The holiday shopping season truly is a make or break period for retailers these days, especially as the increase in competition, tighter store margins and economic instability place a heavy toll on the retail sector. In fact, the so called ‘Golden Quarter’ is so crucial, it can account for up to 40% of annual sales for some retailers.

So, how exactly did UK and US retailers perform during those precious few weeks leading up to Christmas Day 2019? We investigate…

A not-so-happy holiday season for UK retailers

The UK High Streets were painted red this holiday season, and it wasn’t an attempt to get people into the Christmas spirit. With a ‘go big or go home’ mentality, UK retailers offered big discounts in an attempt to draw in the crowds over Black Friday and Christmas.

Despite the increased efforts, the last three months of last year saw sales fall by an annual rate of 0.4% and were dragged down by a 1.4% drop in non-food spending, according to data collected by the British Retail Consortium in collaboration with advisory firm KPMG.

As a result, last year we saw the worst annual performance on record for the retail sector, with the value of retail sales falling 0.1% in 2019 (there was a 1.2% growth in 2018).

Last year, Black Friday overtook Christmas as the biggest shopping week of the year for non-food items for the first time. Despite its increased popularity, British Retail Consortium data showed that over the November-December period sales were down 0.9% when compared to the same period in 2018.

Sectors hit the hardest include specialist shops selling toys and computer games (4% decline) and clothing stores (3.3% decline), according to Barclaycard.

While grocery retailers raked in a record £29.3 billion through their tills in the final quarter of 2019 – a £50 million increase from 2018 – data from Kantar revealed that it was the slowest rate of growth over the Christmas period since 2015.

The only supermarket that managed to buck the trend was Tesco, which experienced a marginal growth of 0.1%.

John Lewis Partners announced like-for-like sales down 2% from the 17 November to 4 January alongside the departure of its Managing Director, Paula Nickolds, while Marks & Spencer saw shares fall after it announced a decline in clothing sales and poor online growth.

Overall, retailers failed to draw consumers away from their cash, which has been attributed to unreliable weather, political and economic uncertainty, and consumers leaving their shopping to the last minute in hopes of bigger discounts.

The British Retail Consortium’s Chief Executive, Helen Dickinson, said: “Twice the UK faced the prospect of a no-deal Brexit, as well as political instability that concluded in a December general election — further weakening demand for the festive period.”

According to Barclaycard’s Esme Harwood, there was an uptick in shoppers’ confidence in December following the decisive election result, but “optimism hasn’t yet translated into high street sales.”

US retail figures boosted by impressive e-commerce sales

In the US, overall holiday retail sales rose 3.4% – figures that were boosted by booming online sales.

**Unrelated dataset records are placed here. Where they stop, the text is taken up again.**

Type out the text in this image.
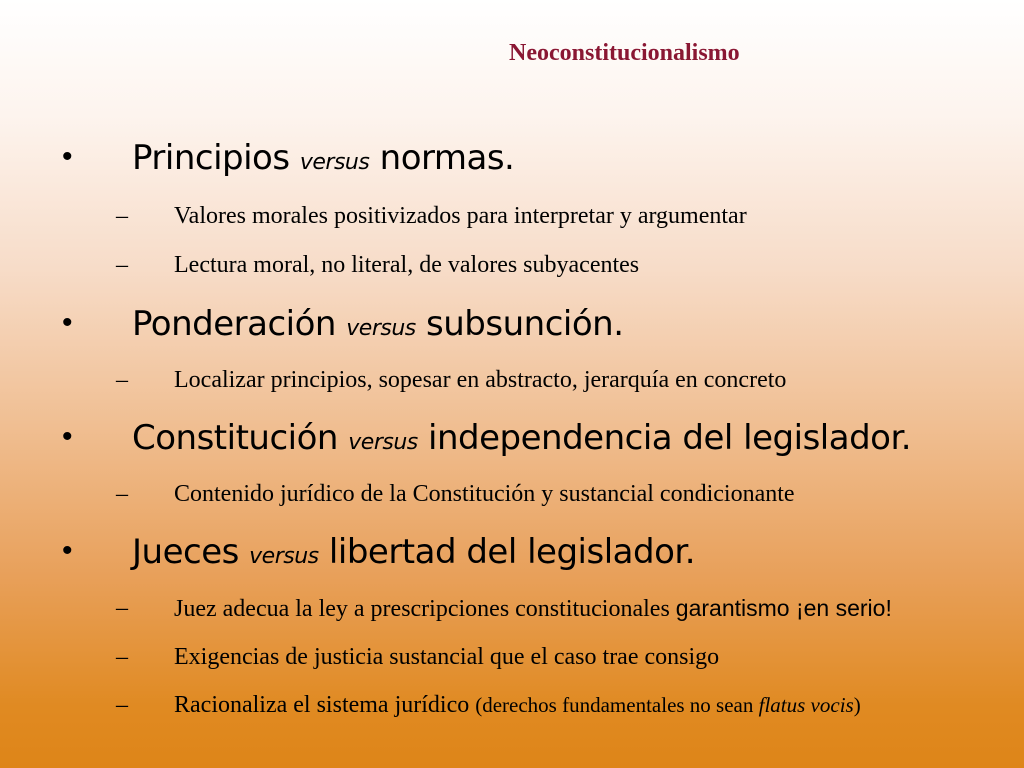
Neoconstitucionalismo
• Principios versus normas.
– Valores morales positivizados para interpretar y argumentar
– Lectura moral, no literal, de valores subyacentes
• Ponderación versus subsunción.
– Localizar principios, sopesar en abstracto, jerarquía en concreto
• Constitución versus independencia del legislador.
– Contenido jurídico de la Constitución y sustancial condicionante
• Jueces versus libertad del legislador.
– Juez adecua la ley a prescripciones constitucionales garantismo ¡en serio!
– Exigencias de justicia sustancial que el caso trae consigo
– Racionaliza el sistema jurídico (derechos fundamentales no sean flatus vocis)
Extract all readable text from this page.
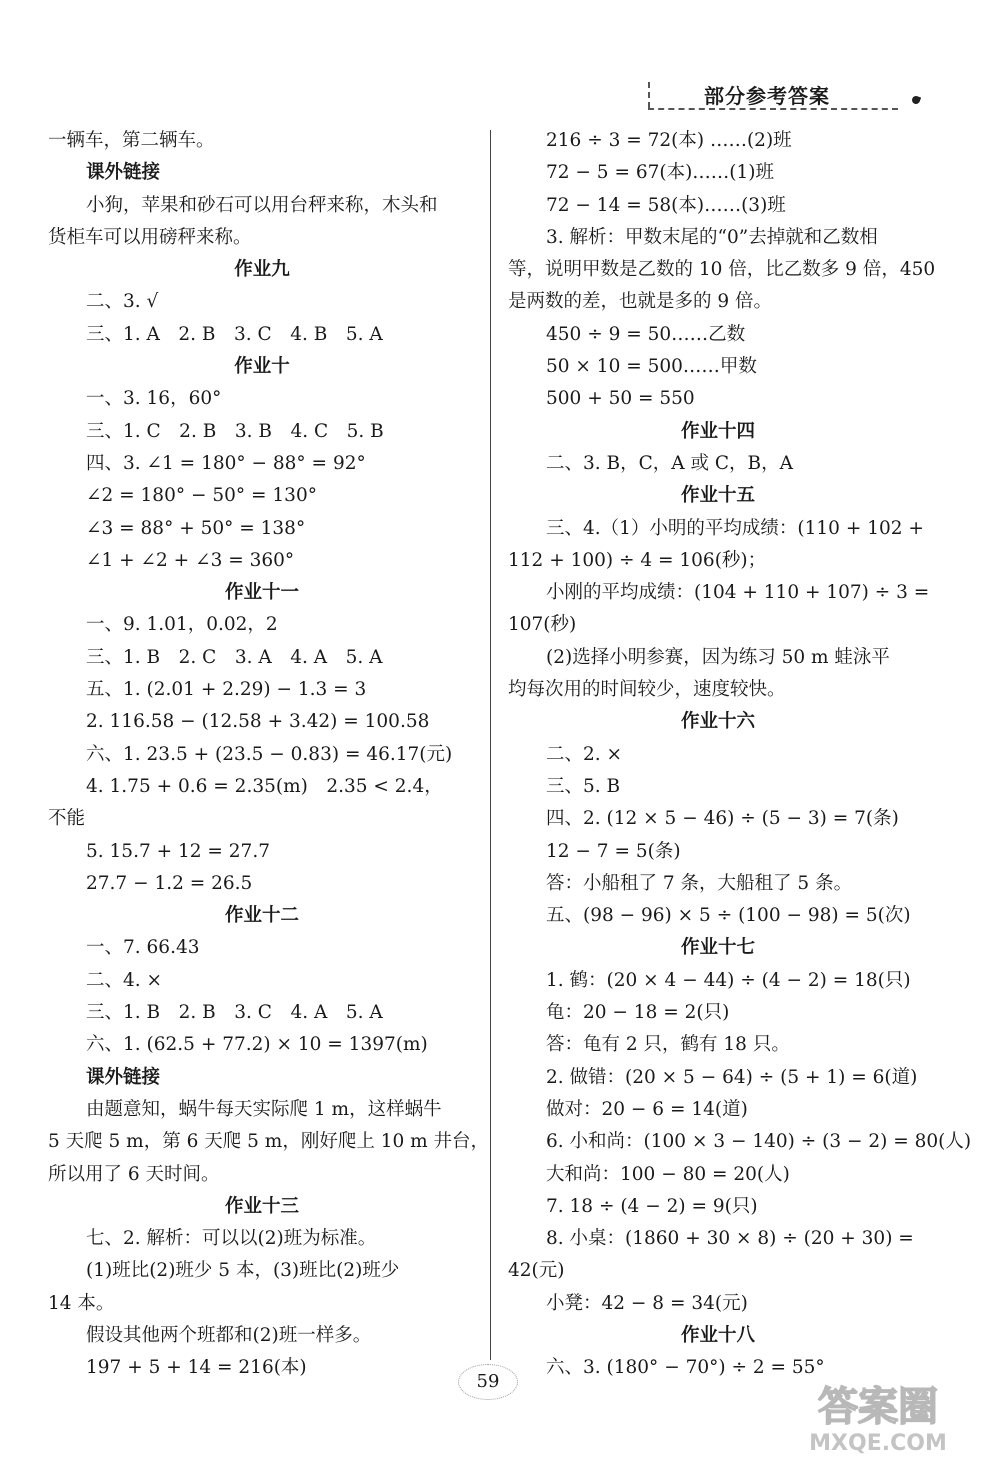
部分参考答案
一辆车，第二辆车。
课外链接
小狗，苹果和砂石可以用台秤来称，木头和
货柜车可以用磅秤来称。
作业九
二、3. √
三、1. A　2. B　3. C　4. B　5. A
作业十
一、3. 16，60°
三、1. C　2. B　3. B　4. C　5. B
四、3. ∠1 = 180° − 88° = 92°
∠2 = 180° − 50° = 130°
∠3 = 88° + 50° = 138°
∠1 + ∠2 + ∠3 = 360°
作业十一
一、9. 1.01，0.02，2
三、1. B　2. C　3. A　4. A　5. A
五、1. (2.01 + 2.29) − 1.3 = 3
2. 116.58 − (12.58 + 3.42) = 100.58
六、1. 23.5 + (23.5 − 0.83) = 46.17(元)
4. 1.75 + 0.6 = 2.35(m)　2.35 < 2.4，
不能
5. 15.7 + 12 = 27.7
27.7 − 1.2 = 26.5
作业十二
一、7. 66.43
二、4. ×
三、1. B　2. B　3. C　4. A　5. A
六、1. (62.5 + 77.2) × 10 = 1397(m)
课外链接
由题意知，蜗牛每天实际爬 1 m，这样蜗牛
5 天爬 5 m，第 6 天爬 5 m，刚好爬上 10 m 井台，
所以用了 6 天时间。
作业十三
七、2. 解析：可以以(2)班为标准。
(1)班比(2)班少 5 本，(3)班比(2)班少
14 本。
假设其他两个班都和(2)班一样多。
197 + 5 + 14 = 216(本)
216 ÷ 3 = 72(本) ……(2)班
72 − 5 = 67(本)……(1)班
72 − 14 = 58(本)……(3)班
3. 解析：甲数末尾的“0”去掉就和乙数相
等，说明甲数是乙数的 10 倍，比乙数多 9 倍，450
是两数的差，也就是多的 9 倍。
450 ÷ 9 = 50……乙数
50 × 10 = 500……甲数
500 + 50 = 550
作业十四
二、3. B，C，A 或 C，B，A
作业十五
三、4.（1）小明的平均成绩：(110 + 102 +
112 + 100) ÷ 4 = 106(秒)；
小刚的平均成绩：(104 + 110 + 107) ÷ 3 =
107(秒)
(2)选择小明参赛，因为练习 50 m 蛙泳平
均每次用的时间较少，速度较快。
作业十六
二、2. ×
三、5. B
四、2. (12 × 5 − 46) ÷ (5 − 3) = 7(条)
12 − 7 = 5(条)
答：小船租了 7 条，大船租了 5 条。
五、(98 − 96) × 5 ÷ (100 − 98) = 5(次)
作业十七
1. 鹤：(20 × 4 − 44) ÷ (4 − 2) = 18(只)
龟：20 − 18 = 2(只)
答：龟有 2 只，鹤有 18 只。
2. 做错：(20 × 5 − 64) ÷ (5 + 1) = 6(道)
做对：20 − 6 = 14(道)
6. 小和尚：(100 × 3 − 140) ÷ (3 − 2) = 80(人)
大和尚：100 − 80 = 20(人)
7. 18 ÷ (4 − 2) = 9(只)
8. 小桌：(1860 + 30 × 8) ÷ (20 + 30) =
42(元)
小凳：42 − 8 = 34(元)
作业十八
六、3. (180° − 70°) ÷ 2 = 55°
59
答案圈
MXQE.COM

A report by Mastercard found US shoppers spent more online during 2019’s holiday shopping season, with e-commerce sales hitting a record high.

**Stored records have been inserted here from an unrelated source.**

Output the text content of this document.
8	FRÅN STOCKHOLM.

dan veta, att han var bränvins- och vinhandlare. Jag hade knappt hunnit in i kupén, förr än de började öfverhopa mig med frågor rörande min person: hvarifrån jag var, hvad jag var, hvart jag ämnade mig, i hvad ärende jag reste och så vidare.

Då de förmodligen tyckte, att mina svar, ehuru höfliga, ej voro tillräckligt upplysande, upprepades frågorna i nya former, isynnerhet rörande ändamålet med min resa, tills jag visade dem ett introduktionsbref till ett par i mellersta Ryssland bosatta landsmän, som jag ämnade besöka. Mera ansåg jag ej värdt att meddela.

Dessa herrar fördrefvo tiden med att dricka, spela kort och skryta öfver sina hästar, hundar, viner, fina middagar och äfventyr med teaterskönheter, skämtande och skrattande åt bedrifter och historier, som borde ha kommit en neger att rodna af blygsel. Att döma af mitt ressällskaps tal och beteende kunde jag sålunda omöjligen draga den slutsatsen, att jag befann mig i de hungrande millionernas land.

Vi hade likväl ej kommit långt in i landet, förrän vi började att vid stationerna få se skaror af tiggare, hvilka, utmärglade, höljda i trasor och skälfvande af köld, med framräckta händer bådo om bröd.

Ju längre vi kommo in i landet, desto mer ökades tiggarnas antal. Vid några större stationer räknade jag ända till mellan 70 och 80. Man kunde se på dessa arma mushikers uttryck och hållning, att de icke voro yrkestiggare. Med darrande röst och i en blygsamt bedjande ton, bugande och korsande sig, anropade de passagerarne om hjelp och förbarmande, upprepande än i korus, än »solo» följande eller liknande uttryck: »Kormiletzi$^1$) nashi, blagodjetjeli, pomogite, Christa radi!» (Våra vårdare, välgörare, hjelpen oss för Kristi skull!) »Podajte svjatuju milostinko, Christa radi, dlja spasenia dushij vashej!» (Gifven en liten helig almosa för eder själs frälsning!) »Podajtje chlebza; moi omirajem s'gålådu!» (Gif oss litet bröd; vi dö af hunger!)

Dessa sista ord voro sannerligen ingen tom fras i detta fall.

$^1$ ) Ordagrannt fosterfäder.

E-commerce sales made up 14.6% of total retail sales in 2019 and rose 18.8% from the year before.

Thanksgiving traditionally kickstarts the US holiday shopping season, yet Thanksgiving fell on 28 November last year, a week later than 2018 (22 November), meaning retailers had six fewer days to drive sales.

But Steve Sadove, senior adviser for Mastercard, said retailers were strategic in their approach:

“Due to a later than usual Thanksgiving holiday, we saw retailers offering omni-channel sales earlier in the season, meeting consumers demand for the best deals across all channels and devices.”

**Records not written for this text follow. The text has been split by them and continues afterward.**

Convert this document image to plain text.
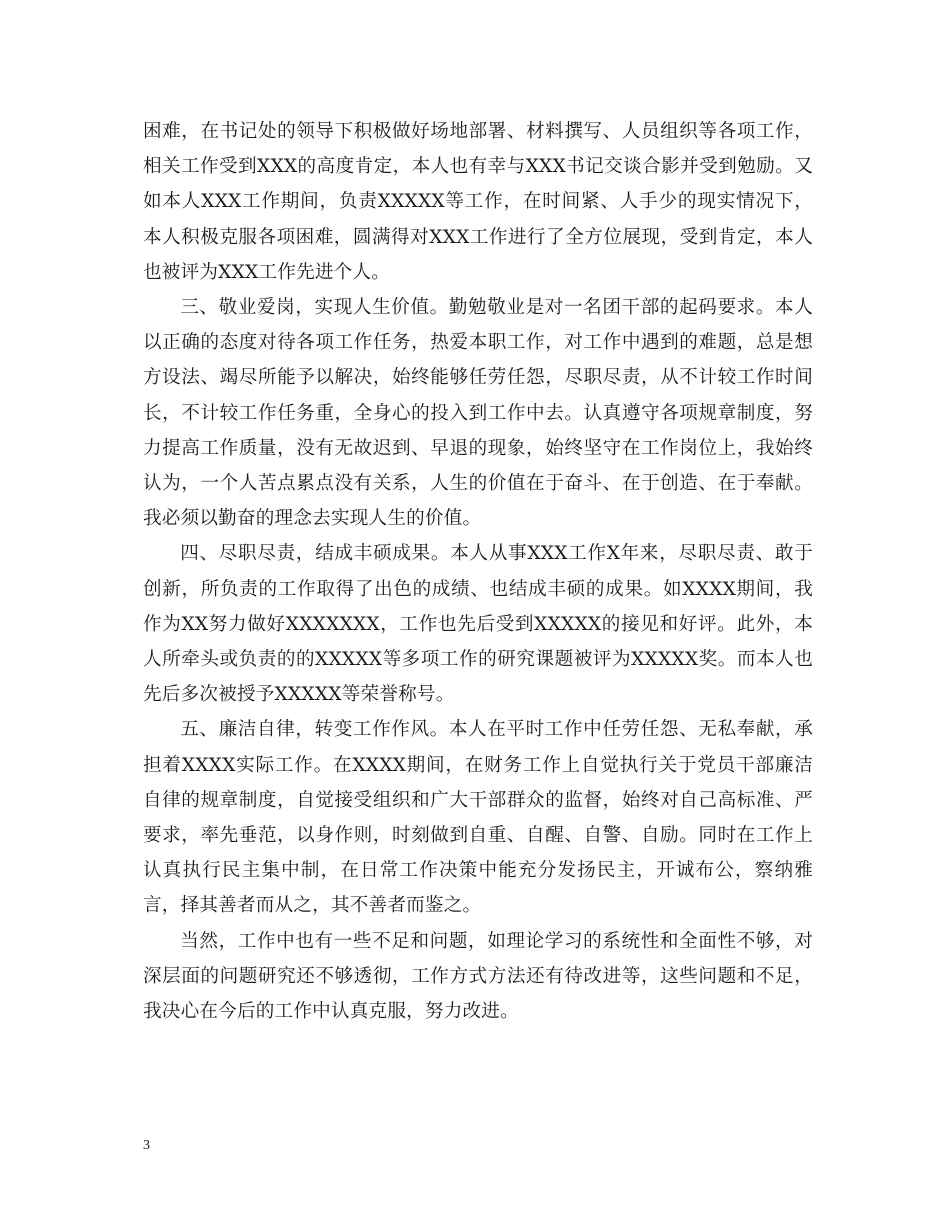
困难，在书记处的领导下积极做好场地部署、材料撰写、人员组织等各项工作，相关工作受到XXX的高度肯定，本人也有幸与XXX书记交谈合影并受到勉励。又如本人XXX工作期间，负责XXXXX等工作，在时间紧、人手少的现实情况下，本人积极克服各项困难，圆满得对XXX工作进行了全方位展现，受到肯定，本人也被评为XXX工作先进个人。

三、敬业爱岗，实现人生价值。勤勉敬业是对一名团干部的起码要求。本人以正确的态度对待各项工作任务，热爱本职工作，对工作中遇到的难题，总是想方设法、竭尽所能予以解决，始终能够任劳任怨，尽职尽责，从不计较工作时间长，不计较工作任务重，全身心的投入到工作中去。认真遵守各项规章制度，努力提高工作质量，没有无故迟到、早退的现象，始终坚守在工作岗位上，我始终认为，一个人苦点累点没有关系，人生的价值在于奋斗、在于创造、在于奉献。我必须以勤奋的理念去实现人生的价值。

四、尽职尽责，结成丰硕成果。本人从事XXX工作X年来，尽职尽责、敢于创新，所负责的工作取得了出色的成绩、也结成丰硕的成果。如XXXX期间，我作为XX努力做好XXXXXXX，工作也先后受到XXXXX的接见和好评。此外，本人所牵头或负责的的XXXXX等多项工作的研究课题被评为XXXXX奖。而本人也先后多次被授予XXXXX等荣誉称号。

五、廉洁自律，转变工作作风。本人在平时工作中任劳任怨、无私奉献，承担着XXXX实际工作。在XXXX期间，在财务工作上自觉执行关于党员干部廉洁自律的规章制度，自觉接受组织和广大干部群众的监督，始终对自己高标准、严要求，率先垂范，以身作则，时刻做到自重、自醒、自警、自励。同时在工作上认真执行民主集中制，在日常工作决策中能充分发扬民主，开诚布公，察纳雅言，择其善者而从之，其不善者而鉴之。

当然，工作中也有一些不足和问题，如理论学习的系统性和全面性不够，对深层面的问题研究还不够透彻，工作方式方法还有待改进等，这些问题和不足，我决心在今后的工作中认真克服，努力改进。

3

Last year retailers invested heavily in providing same-day delivery, lockers for store pick-up and improving their online presence as they competed with e-commerce giants like Amazon.

Interestingly, this year another record was met during the US holiday season – Apple App Store customers spent a record US$1.42 billion between Christmas Eve and New Year’s Eve.

While the UK’s political and economic uncertainty seems to have dealt the retail sector a serious blow, US retailers pathed the way forward by investing in omni-channel retail offerings that promote sales online and in-store during this critical time of the year.